Joy in God

 •  2 min. read  •  grade level: 8
 
How much I charge myself for want of joy in God, and I have just come from looking at a scripture that may be able to fix this charge still more home upon the spirit; I mean the opening of Luke. What joy among the angels there! What joy on earth in the vessels filled by the Spirit there! Indeed the one feature of the kingdom of God is "joy in the Holy Ghost." The angels appear together, or alone, as in the person of Gabriel. Witness that fervency of heart and openness of mouth which speaks eloquently the liberty and gladness of the soul. And the style of the filled vessels, whether it be Mary or Elizabeth, Zacharias or Simeon, or the company of shepherds who had been called into the fellowship of angels, equally tells us that all were satisfied; that if in heaven, so on earth, the presence of the power of "the kingdom of God" was expressing itself in "joy."
But let us come on to the fifth chapter, and there we shall find that not only angelic heavenly hosts and filled human vessels enter into this joy, but believing sinners likewise. They show it, and in their way they express it.
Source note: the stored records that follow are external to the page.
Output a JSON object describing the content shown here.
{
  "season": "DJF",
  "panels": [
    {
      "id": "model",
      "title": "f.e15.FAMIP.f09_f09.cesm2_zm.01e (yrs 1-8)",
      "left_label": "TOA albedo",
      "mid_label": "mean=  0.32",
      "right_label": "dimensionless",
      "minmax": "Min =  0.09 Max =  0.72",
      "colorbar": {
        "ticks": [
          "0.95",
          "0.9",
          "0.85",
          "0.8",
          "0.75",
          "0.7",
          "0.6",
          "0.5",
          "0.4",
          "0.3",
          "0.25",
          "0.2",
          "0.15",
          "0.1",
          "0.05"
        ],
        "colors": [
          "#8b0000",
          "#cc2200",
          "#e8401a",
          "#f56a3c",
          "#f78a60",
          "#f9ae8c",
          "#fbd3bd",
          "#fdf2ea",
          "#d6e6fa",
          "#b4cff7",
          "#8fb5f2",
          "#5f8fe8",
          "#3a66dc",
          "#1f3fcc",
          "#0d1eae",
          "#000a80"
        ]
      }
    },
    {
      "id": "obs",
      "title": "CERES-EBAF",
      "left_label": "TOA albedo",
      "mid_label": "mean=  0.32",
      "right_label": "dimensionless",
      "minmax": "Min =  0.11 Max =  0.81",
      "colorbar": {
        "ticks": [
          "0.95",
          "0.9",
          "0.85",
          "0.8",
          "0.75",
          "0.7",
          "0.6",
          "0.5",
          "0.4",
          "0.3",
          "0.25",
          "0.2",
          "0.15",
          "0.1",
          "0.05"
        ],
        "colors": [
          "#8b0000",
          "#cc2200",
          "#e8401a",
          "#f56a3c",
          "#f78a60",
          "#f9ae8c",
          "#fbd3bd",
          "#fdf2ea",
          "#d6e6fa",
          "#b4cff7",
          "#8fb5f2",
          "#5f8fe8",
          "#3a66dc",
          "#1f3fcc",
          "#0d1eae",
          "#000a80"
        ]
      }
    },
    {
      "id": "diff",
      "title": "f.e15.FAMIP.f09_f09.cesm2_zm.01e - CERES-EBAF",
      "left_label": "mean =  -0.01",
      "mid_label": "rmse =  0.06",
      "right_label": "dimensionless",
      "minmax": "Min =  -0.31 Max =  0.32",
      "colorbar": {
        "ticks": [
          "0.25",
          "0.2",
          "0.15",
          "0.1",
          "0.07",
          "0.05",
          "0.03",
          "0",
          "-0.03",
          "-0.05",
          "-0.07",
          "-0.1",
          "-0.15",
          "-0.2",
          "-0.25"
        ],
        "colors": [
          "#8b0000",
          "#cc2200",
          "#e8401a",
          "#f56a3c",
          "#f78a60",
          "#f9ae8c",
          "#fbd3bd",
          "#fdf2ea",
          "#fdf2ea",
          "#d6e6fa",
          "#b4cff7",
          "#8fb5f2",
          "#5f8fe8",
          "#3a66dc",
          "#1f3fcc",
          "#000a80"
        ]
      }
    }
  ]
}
Look in this chapter at Peter and his companions, at the healed palsied man, at Levi, and then at all the children of the bride chamber. Peter and his companions are at once able to rise up, leave all, and follow Jesus. The palsied man takes up his bed, and rising up, before them all who stood around him, goes home glorifying God. Levi, at the word of power, abandons what is everything to him in this world, and makes a feast, and such a feast that exposed him to the rebuke of others.
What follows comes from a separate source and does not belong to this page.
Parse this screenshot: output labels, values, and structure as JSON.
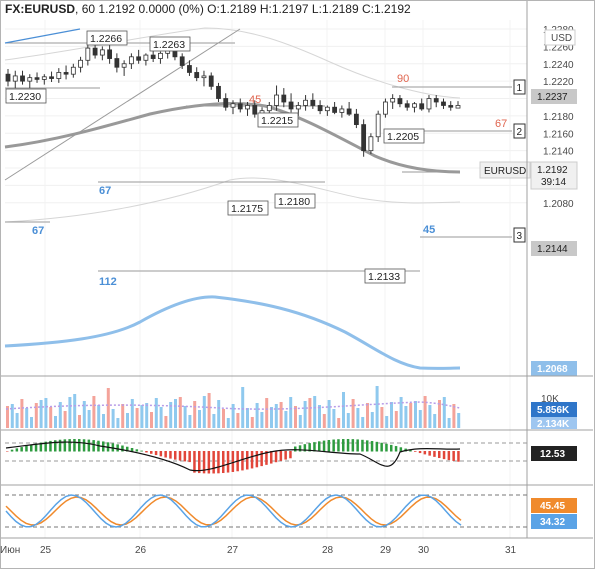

The children of the bride chamber could not fast; they were afresh introduced to the Person in whom the fullness of joy dwells and reigns, and they could not fast; and the Bridegroom approves their joy.
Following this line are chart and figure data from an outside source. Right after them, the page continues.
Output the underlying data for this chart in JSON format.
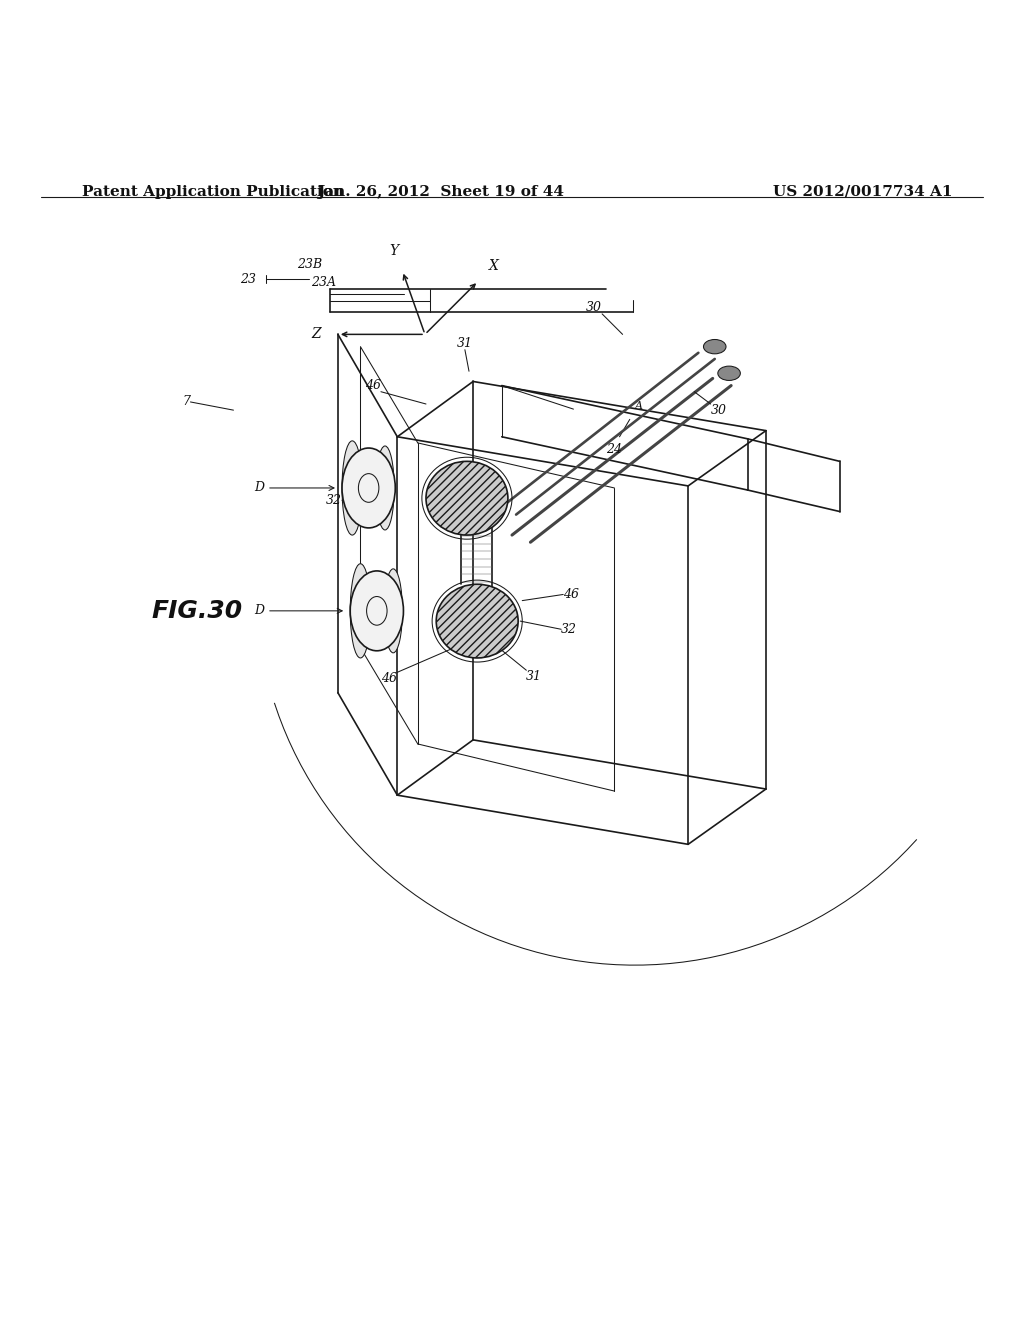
{
  "background_color": "#ffffff",
  "header_left": "Patent Application Publication",
  "header_center": "Jan. 26, 2012  Sheet 19 of 44",
  "header_right": "US 2012/0017734 A1",
  "fig_label": "FIG.30",
  "header_fontsize": 11,
  "fig_label_fontsize": 18,
  "line_color": "#1a1a1a",
  "page_width": 10.24,
  "page_height": 13.2
}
Thus were the poor believing sinners, as in Acts 13, "filled with joy, and with the Holy Ghost." They take their place with angels and with filled vessels just to prove (it may be each in his different way) that the one feature of the kingdom of God is "joy in the Holy Ghost."
The poor cripple, carrying his bed with praises, is as sure and seasonable an expression of this as the angelic chorus over the fields of Bethlehem. Levi's feast tells this as distinctly as Mary's song or Simeon's oracle. All is joy after its own order and in its own way.
And this is the crowning, eternal thing; there is peace; there is entrance into grace or favor, there is hope, but the crowning experience in the praises of the soul is joy—"Joy in God through our Lord Jesus Christ" (Rom. 5:11).